I bite at his lip just enough to draw a sound from him, a low growl that vibrates through my jaw and down my neck to every part of me that remembers the girl I was before I knew what it was to want someone like this.

I push his hand away. Not because I want distance, but because I need to own the next moment. I roll on top of him, straddling his hips, my thighs bracketing the dangerous territory of our truce. He keeps his arms at his sides in an old, unspoken dare, waiting to see if I’ll take advantage.

I do. I always do.

My hair falls around his face, a blackout curtain for the rest of the world. His mouth is swollen, a line of bruises blooming up his shoulder where my teeth remembered old debts.

“Your turn,” I say, threading my fingers through his, pinning his wrists to the mattress just to prove I can.

Alessandro grins, all wolf this time. “You’re insatiable.”

I settle myself against him, grinning down, daring him to resist because I know he won’t. His cock is hard again, already hungry for round two. I drag myself along the length of it, teasing us both, watching the muscles flex in his arms as he pretends not to strain against my grip.

He thinks he’s letting me win. The joke is that he never stood a chance.

I line him up and push down, slow, savoring the stretch, the echo of the last time still electric and alive inside me. I arch my back and ride, rolling my hips, digging my nails into his forearms to warn him not to move, not to take back control before I’m ready to give it up.

His jaw clenches. His eyes darken, becoming molten. I keep going, all grind and friction, until I can feel what he wants, what I want, building. A chemical burn radiating outward, melting everything except the slick, perfect pressure of him inside me.

Our bodies heat and tangle, a new war in miniature, a treaty backdated and signed by sweat and sound and the press of my thighs pinning his sides. I fuck him like I’m erasing every debt, like the only history that survives is the history I choose to write with my body, my voice, my rules.

He begs. I make him. He doesn’t use words—I don’t let him have them—but his eyes are wild, unshuttered. And when he tries to thrust up into me, I squeeze down and don’t let him.

I come again first, sharp, animal, biting at his skin until I draw blood.
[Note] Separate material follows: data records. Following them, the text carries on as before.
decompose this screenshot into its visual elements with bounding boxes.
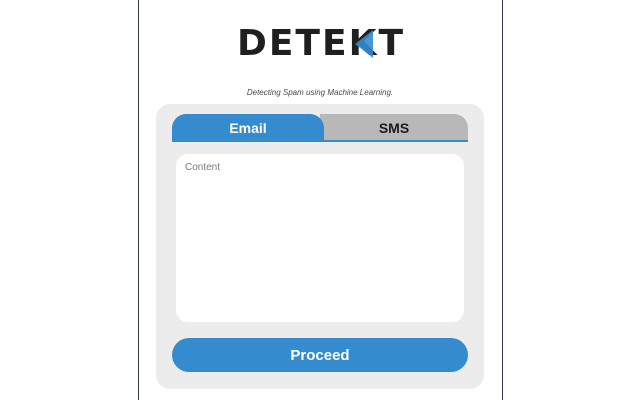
tab-email[interactable]: Email — [172, 114, 324, 142]
right-frame-border — [502, 0, 503, 400]
logo-suffix: T — [378, 23, 406, 64]
detection-card: SMS Email Proceed — [156, 104, 484, 389]
proceed-button[interactable]: Proceed — [172, 338, 468, 372]
left-frame-border — [138, 0, 139, 400]
logo-k-accent-icon — [354, 30, 373, 58]
tab-underline — [172, 140, 468, 142]
content-textarea[interactable] — [176, 154, 464, 322]
detekt-logo: DETEKT — [236, 22, 406, 66]
logo-text: DETEKT — [237, 26, 405, 62]
logo-k-letter: K — [349, 26, 379, 62]
tagline: Detecting Spam using Machine Learning. — [246, 88, 394, 97]
tab-sms[interactable]: SMS — [320, 114, 468, 142]
logo-prefix: DETE — [236, 23, 349, 64]
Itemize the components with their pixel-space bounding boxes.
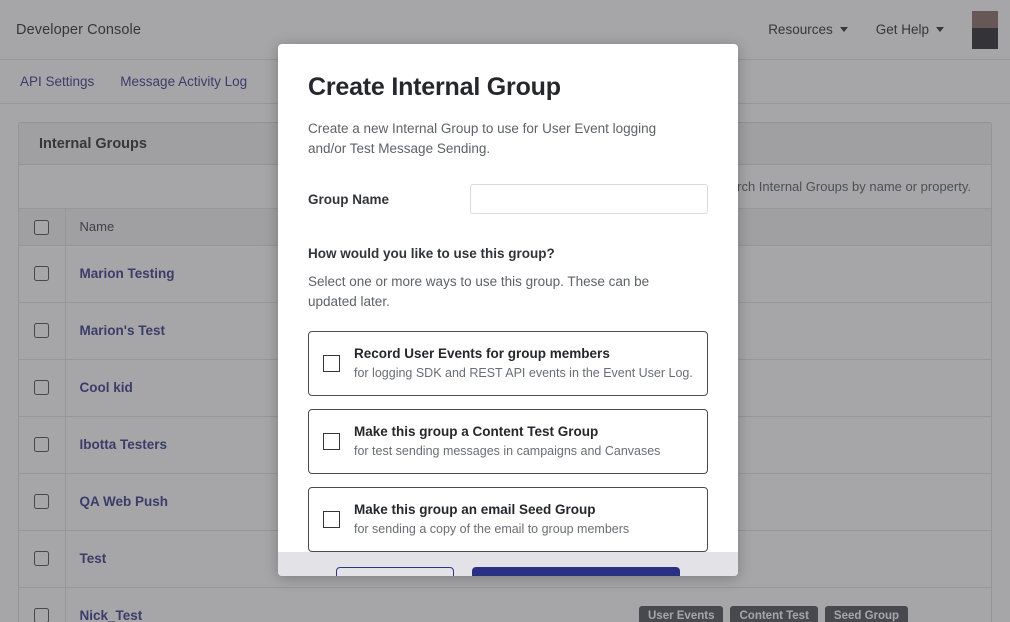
usage-option-subtitle: for logging SDK and REST API events in t… [354,365,693,380]
usage-option-title: Make this group an email Seed Group [354,501,596,517]
usage-question-subtitle: Select one or more ways to use this grou… [308,274,650,310]
usage-option-title: Make this group a Content Test Group [354,423,599,439]
modal-description: Create a new Internal Group to use for U… [308,120,657,156]
usage-option-1[interactable]: Record User Events for group members for … [308,330,708,396]
usage-option-text: Make this group a Content Test Group for … [354,423,660,460]
usage-options-list: Record User Events for group members for … [308,330,708,552]
modal-body: Create Internal Group Create a new Inter… [278,44,738,552]
usage-option-checkbox[interactable] [323,510,340,528]
usage-option-text: Make this group an email Seed Group for s… [354,501,629,538]
usage-option-checkbox[interactable] [323,354,340,372]
usage-option-subtitle: for sending a copy of the email to group… [354,521,630,536]
usage-option-text: Record User Events for group members for … [354,345,693,382]
modal-title: Create Internal Group [308,73,561,101]
modal-footer: Cancel Create Internal Group [278,551,738,576]
group-name-label: Group Name [308,191,390,207]
app-root: Developer Console Resources Get Help API… [0,0,1010,622]
group-name-input[interactable] [470,184,708,214]
usage-option-3[interactable]: Make this group an email Seed Group for s… [308,486,708,552]
usage-question: How would you like to use this group? [308,246,555,261]
usage-option-subtitle: for test sending messages in campaigns a… [354,443,661,458]
group-name-field-row: Group Name [308,184,708,214]
create-internal-group-button[interactable]: Create Internal Group [472,566,680,576]
cancel-button[interactable]: Cancel [336,566,454,576]
create-internal-group-modal: Create Internal Group Create a new Inter… [278,44,738,576]
usage-option-2[interactable]: Make this group a Content Test Group for … [308,408,708,474]
usage-option-title: Record User Events for group members [354,345,610,361]
usage-option-checkbox[interactable] [323,432,340,450]
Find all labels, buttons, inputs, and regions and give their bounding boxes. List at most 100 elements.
It’s never enough. He gives in only when he has to, and I feel the moment he loses, his whole body shuddering as he empties into me, head thrown back against the pillow, throat bared.

I ride out every last tremor. I want to fall apart.

I want to dissolve and stain the sheets and ruin us both.

Instead, I let the world return piece by piece.

My forehead collapses into his chest, breathing him in like a benediction.

We stay that way for a long moment, wrists tangled, sweat drying on skin, the noise of the house returning like surf at high tide. Lucia’s shrieks filter up the stairs, joined by Sofia’s laughter and the deeper, untranslatable pulse of family. Home.

Alessandro strokes my back, slow, lazy, like he’s not sure whether he’s petting a cat or defusing a bomb. It’s both—always both. I bite his shoulder once more, hard enough that he hisses, but he just cups the back of my head and pushes my face into the hollow of his neck.

“You’re going to be the death of me,” he murmurs.

“Not if I have anything to say about it,” I reply. “I’m going to be the life of you. Even if there are eight exits. Because still, I stay.”